Here’s how RTA spends its stimulus money:
$ 98.8 million (31%) for the operating budget
This money will stabilize operations until at least 2026 and “create an emergency reserve to mitigate economic risks,” Gautam said.
“We anticipate that we will have no layoffs or time off for staff, no reduction in service and this will reduce reliance on preventive maintenance,” Gautam said.
$ 156.2 million (50%) for unfunded capital budgets
This funding is expected to go to some of the capital projects identified in CRT’s 10-year strategic plan approved by the board last year. Gautam said the RTA is reviewing these potential projects to identify those that would have the greatest impact on the community.
The RTA has about $ 344 million in unfunded capital projects, so the $ 156.2 million in stimulus funds “will go a long way,” Gautam said.

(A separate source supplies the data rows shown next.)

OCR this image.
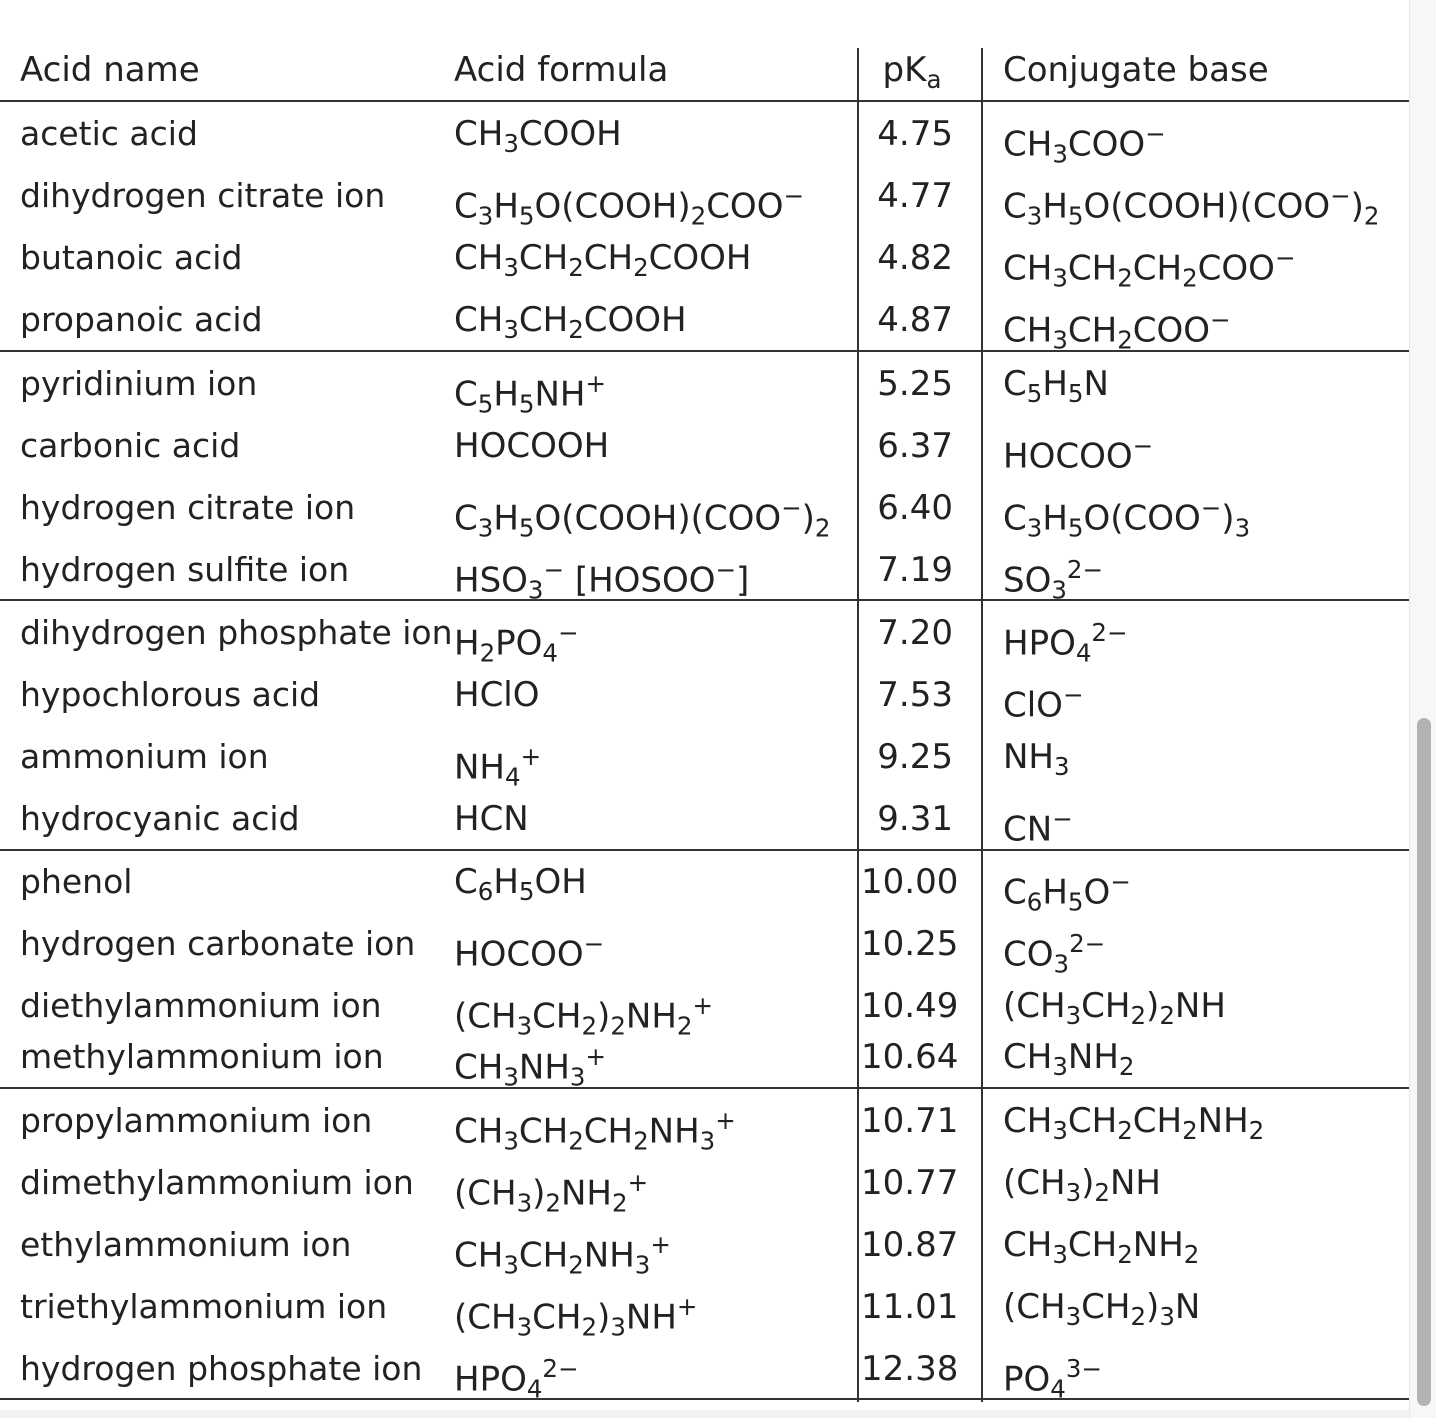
Acid name	Acid formula	$pK_a$	Conjugate base
acetic acid	$CH_3COOH$	4.75 $CH_3COO^-$
dihydrogen citrate ion $C_3H_5O(COOH)_2COO^-$	4.77 $C_3H_5O(COOH)(COO^-)_2$
butanoic acid	$CH_3CH_2CH_2COOH$	4.82 $CH_3CH_2CH_2COO^-$
propanoic acid	$CH_3CH_2COOH$	4.87 $CH_3CH_2COO^-$
pyridinium ion	$C_5H_5NH^+$	5.25 $C_5H_5N$
carbonic acid	HOCOOH	6.37 HOCOO−
hydrogen citrate ion	$C_3H_5O(COOH)(COO^-)_2$	6.40 $C_3H_5O(COO^-)_3$
hydrogen sulfite ion	$HSO_3^-$ [HOSOO−]	7.19 $SO_3^{2-}$
dihydrogen phosphate ion $H_2PO_4^-$	7.20 $HPO_4^{2-}$
hypochlorous acid	HClO	7.53 ClO−
ammonium ion	$NH_4^+$	9.25 $NH_3$
hydrocyanic acid	HCN	9.31 CN−
phenol	$C_6H_5OH$	10.00 $C_6H_5O^-$
hydrogen carbonate ion HOCOO−	10.25 $CO_3^{2-}$
diethylammonium ion $(CH_3CH_2)_2NH_2^+$	10.49 $(CH_3CH_2)_2NH$
methylammonium ion $CH_3NH_3^+$	10.64 $CH_3NH_2$
propylammonium ion $CH_3CH_2CH_2NH_3^+$	10.71 $CH_3CH_2CH_2NH_2$
dimethylammonium ion $(CH_3)_2NH_2^+$	10.77 $(CH_3)_2NH$
ethylammonium ion	$CH_3CH_2NH_3^+$	10.87 $CH_3CH_2NH_2$
triethylammonium ion $(CH_3CH_2)_3NH^+$	11.01 $(CH_3CH_2)_3N$
hydrogen phosphate ion $HPO_4^{2-}$	12.38 $PO_4^{3-}$
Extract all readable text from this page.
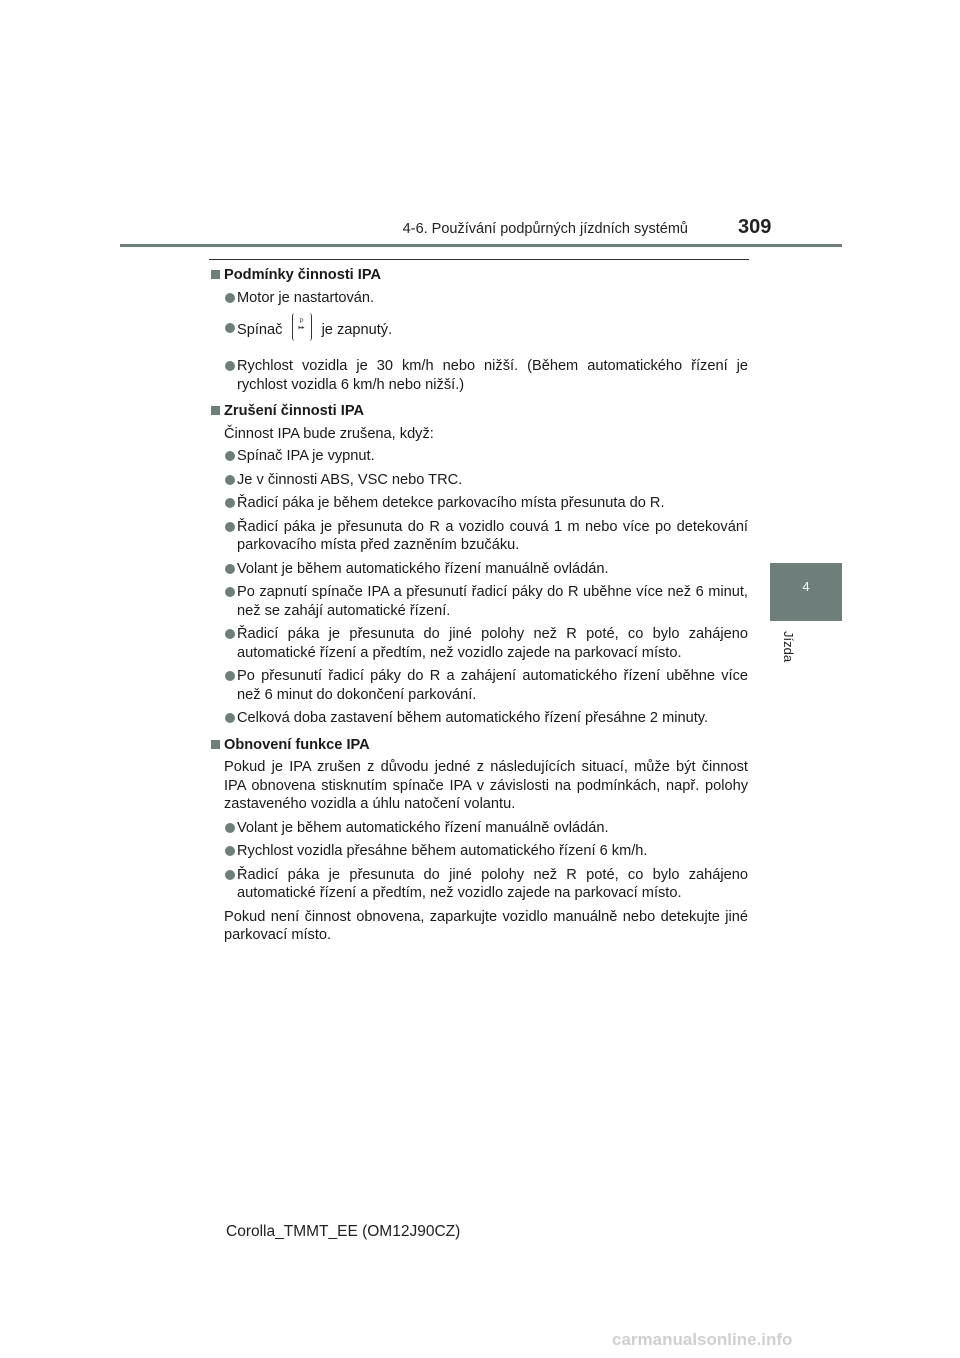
4-6. Používání podpůrných jízdních systémů	309
4
Jízda
Podmínky činnosti IPA
Motor je nastartován.
Spínač	P
▸▸	je zapnutý.
Rychlost vozidla je 30 km/h nebo nižší. (Během automatického řízení je rychlost vozidla 6 km/h nebo nižší.)
Zrušení činnosti IPA
Činnost IPA bude zrušena, když:
Spínač IPA je vypnut.
Je v činnosti ABS, VSC nebo TRC.
Řadicí páka je během detekce parkovacího místa přesunuta do R.
Řadicí páka je přesunuta do R a vozidlo couvá 1 m nebo více po detekování parkovacího místa před zazněním bzučáku.
Volant je během automatického řízení manuálně ovládán.
Po zapnutí spínače IPA a přesunutí řadicí páky do R uběhne více než 6 minut, než se zahájí automatické řízení.
Řadicí páka je přesunuta do jiné polohy než R poté, co bylo zahájeno automatické řízení a předtím, než vozidlo zajede na parkovací místo.
Po přesunutí řadicí páky do R a zahájení automatického řízení uběhne více než 6 minut do dokončení parkování.
Celková doba zastavení během automatického řízení přesáhne 2 minuty.
Obnovení funkce IPA
Pokud je IPA zrušen z důvodu jedné z následujících situací, může být činnost IPA obnovena stisknutím spínače IPA v závislosti na podmínkách, např. polohy zastaveného vozidla a úhlu natočení volantu.
Volant je během automatického řízení manuálně ovládán.
Rychlost vozidla přesáhne během automatického řízení 6 km/h.
Řadicí páka je přesunuta do jiné polohy než R poté, co bylo zahájeno automatické řízení a předtím, než vozidlo zajede na parkovací místo.
Pokud není činnost obnovena, zaparkujte vozidlo manuálně nebo detekujte jiné parkovací místo.
Corolla_TMMT_EE (OM12J90CZ)
carmanualsonline.info
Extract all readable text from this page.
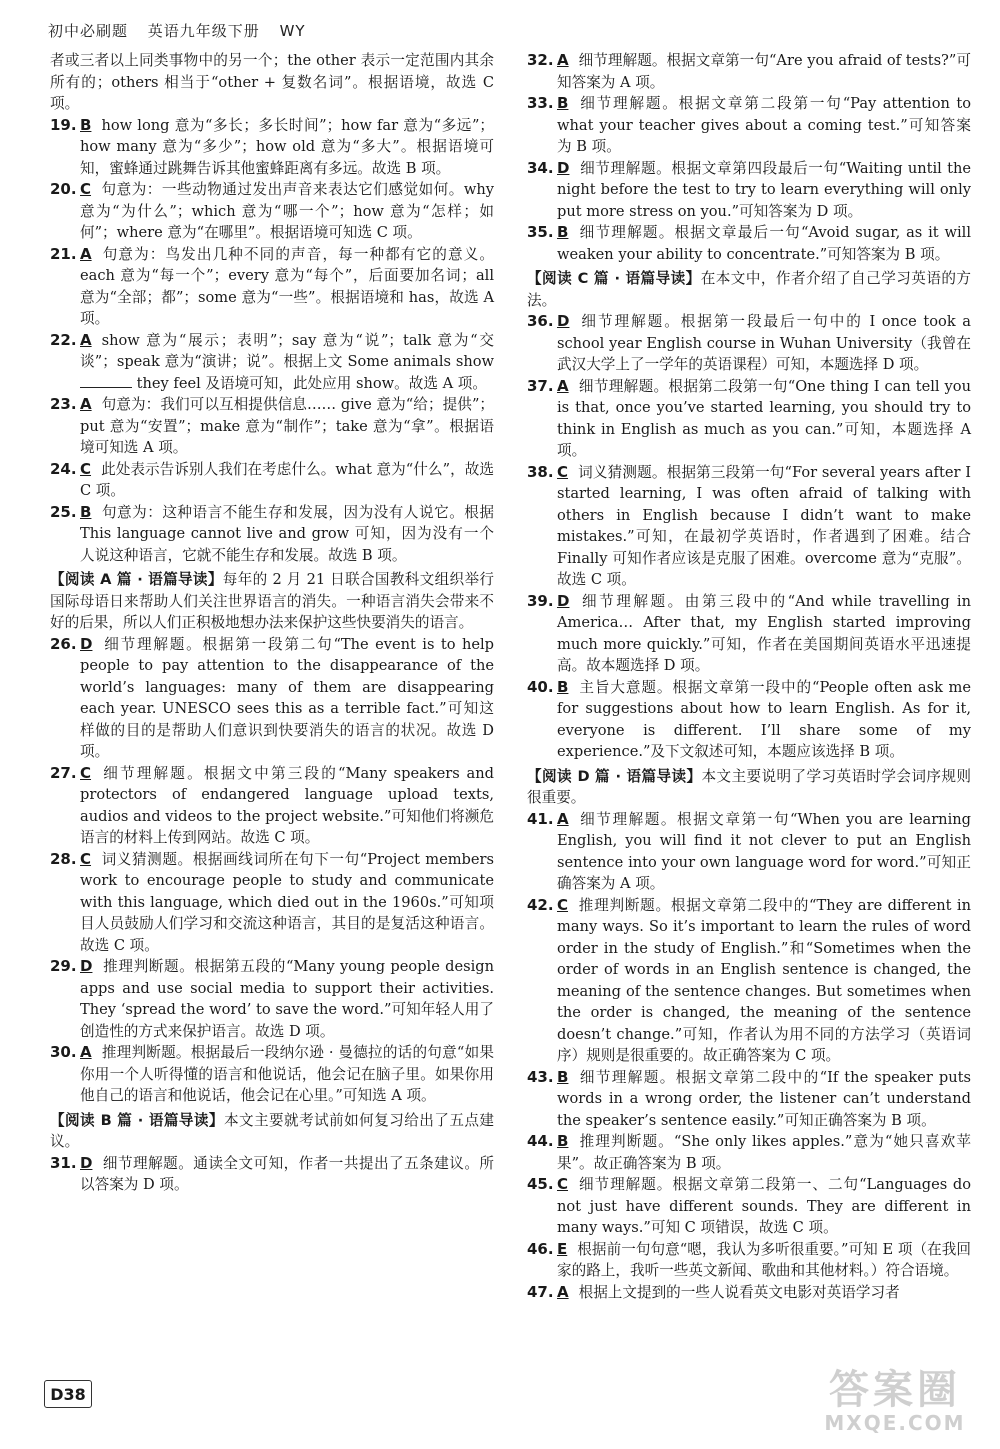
初中必刷题 英语九年级下册 WY

者或三者以上同类事物中的另一个；the other 表示一定范围内其余所有的；others 相当于“other + 复数名词”。根据语境，故选 C 项。

19. B how long 意为“多长；多长时间”；how far 意为“多远”；how many 意为“多少”；how old 意为“多大”。根据语境可知，蜜蜂通过跳舞告诉其他蜜蜂距离有多远。故选 B 项。

20. C 句意为：一些动物通过发出声音来表达它们感觉如何。why 意为“为什么”；which 意为“哪一个”；how 意为“怎样；如何”；where 意为“在哪里”。根据语境可知选 C 项。

21. A 句意为：鸟发出几种不同的声音，每一种都有它的意义。each 意为“每一个”；every 意为“每个”，后面要加名词；all 意为“全部；都”；some 意为“一些”。根据语境和 has，故选 A 项。

22. A show 意为“展示；表明”；say 意为“说”；talk 意为“交谈”；speak 意为“演讲；说”。根据上文 Some animals show  they feel 及语境可知，此处应用 show。故选 A 项。

23. A 句意为：我们可以互相提供信息…… give 意为“给；提供”；put 意为“安置”；make 意为“制作”；take 意为“拿”。根据语境可知选 A 项。

24. C 此处表示告诉别人我们在考虑什么。what 意为“什么”，故选 C 项。

25. B 句意为：这种语言不能生存和发展，因为没有人说它。根据 This language cannot live and grow 可知，因为没有一个人说这种语言，它就不能生存和发展。故选 B 项。

【阅读 A 篇 · 语篇导读】每年的 2 月 21 日联合国教科文组织举行国际母语日来帮助人们关注世界语言的消失。一种语言消失会带来不好的后果，所以人们正积极地想办法来保护这些快要消失的语言。

26. D 细节理解题。根据第一段第二句“The event is to help people to pay attention to the disappearance of the world’s languages: many of them are disappearing each year. UNESCO sees this as a terrible fact.”可知这样做的目的是帮助人们意识到快要消失的语言的状况。故选 D 项。

27. C 细节理解题。根据文中第三段的“Many speakers and protectors of endangered language upload texts, audios and videos to the project website.”可知他们将濒危语言的材料上传到网站。故选 C 项。

28. C 词义猜测题。根据画线词所在句下一句“Project members work to encourage people to study and communicate with this language, which died out in the 1960s.”可知项目人员鼓励人们学习和交流这种语言，其目的是复活这种语言。故选 C 项。

29. D 推理判断题。根据第五段的“Many young people design apps and use social media to support their activities. They ‘spread the word’ to save the word.”可知年轻人用了创造性的方式来保护语言。故选 D 项。

30. A 推理判断题。根据最后一段纳尔逊 · 曼德拉的话的句意“如果你用一个人听得懂的语言和他说话，他会记在脑子里。如果你用他自己的语言和他说话，他会记在心里。”可知选 A 项。

【阅读 B 篇 · 语篇导读】本文主要就考试前如何复习给出了五点建议。

31. D 细节理解题。通读全文可知，作者一共提出了五条建议。所以答案为 D 项。

32. A 细节理解题。根据文章第一句“Are you afraid of tests?”可知答案为 A 项。

33. B 细节理解题。根据文章第二段第一句“Pay attention to what your teacher gives about a coming test.”可知答案为 B 项。

34. D 细节理解题。根据文章第四段最后一句“Waiting until the night before the test to try to learn everything will only put more stress on you.”可知答案为 D 项。

35. B 细节理解题。根据文章最后一句“Avoid sugar, as it will weaken your ability to concentrate.”可知答案为 B 项。

【阅读 C 篇 · 语篇导读】在本文中，作者介绍了自己学习英语的方法。

36. D 细节理解题。根据第一段最后一句中的 I once took a school year English course in Wuhan University（我曾在武汉大学上了一学年的英语课程）可知，本题选择 D 项。

37. A 细节理解题。根据第二段第一句“One thing I can tell you is that, once you’ve started learning, you should try to think in English as much as you can.”可知，本题选择 A 项。

38. C 词义猜测题。根据第三段第一句“For several years after I started learning, I was often afraid of talking with others in English because I didn’t want to make mistakes.”可知，在最初学英语时，作者遇到了困难。结合 Finally 可知作者应该是克服了困难。overcome 意为“克服”。故选 C 项。

39. D 细节理解题。由第三段中的“And while travelling in America… After that, my English started improving much more quickly.”可知，作者在美国期间英语水平迅速提高。故本题选择 D 项。

40. B 主旨大意题。根据文章第一段中的“People often ask me for suggestions about how to learn English. As for it, everyone is different. I’ll share some of my experience.”及下文叙述可知，本题应该选择 B 项。

【阅读 D 篇 · 语篇导读】本文主要说明了学习英语时学会词序规则很重要。

41. A 细节理解题。根据文章第一句“When you are learning English, you will find it not clever to put an English sentence into your own language word for word.”可知正确答案为 A 项。

42. C 推理判断题。根据文章第二段中的“They are different in many ways. So it’s important to learn the rules of word order in the study of English.”和“Sometimes when the order of words in an English sentence is changed, the meaning of the sentence changes. But sometimes when the order is changed, the meaning of the sentence doesn’t change.”可知，作者认为用不同的方法学习（英语词序）规则是很重要的。故正确答案为 C 项。

43. B 细节理解题。根据文章第二段中的“If the speaker puts words in a wrong order, the listener can’t understand the speaker’s sentence easily.”可知正确答案为 B 项。

44. B 推理判断题。“She only likes apples.”意为“她只喜欢苹果”。故正确答案为 B 项。

45. C 细节理解题。根据文章第二段第一、二句“Languages do not just have different sounds. They are different in many ways.”可知 C 项错误，故选 C 项。

46. E 根据前一句句意“嗯，我认为多听很重要。”可知 E 项（在我回家的路上，我听一些英文新闻、歌曲和其他材料。）符合语境。

47. A 根据上文提到的一些人说看英文电影对英语学习者

D38	答案圈
MXQE.COM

$ 60 million (19%) for debt reduction
The CRJ will spend $ 60 million this year on debt reduction services, which are expected to generate $ 3.1 million annually through 2026.
“The average debt service varies from year to year depending on the maturity dates of the bonds, but not having debt service during those nine years using an annual debt service of about $ 14 million would save $ 126 million, which is substantial, ”Gautam said. . “These savings will then reduce future expenses for capital or operating purposes.”
Gautam plans to seek board approval on the debt reduction measure in June.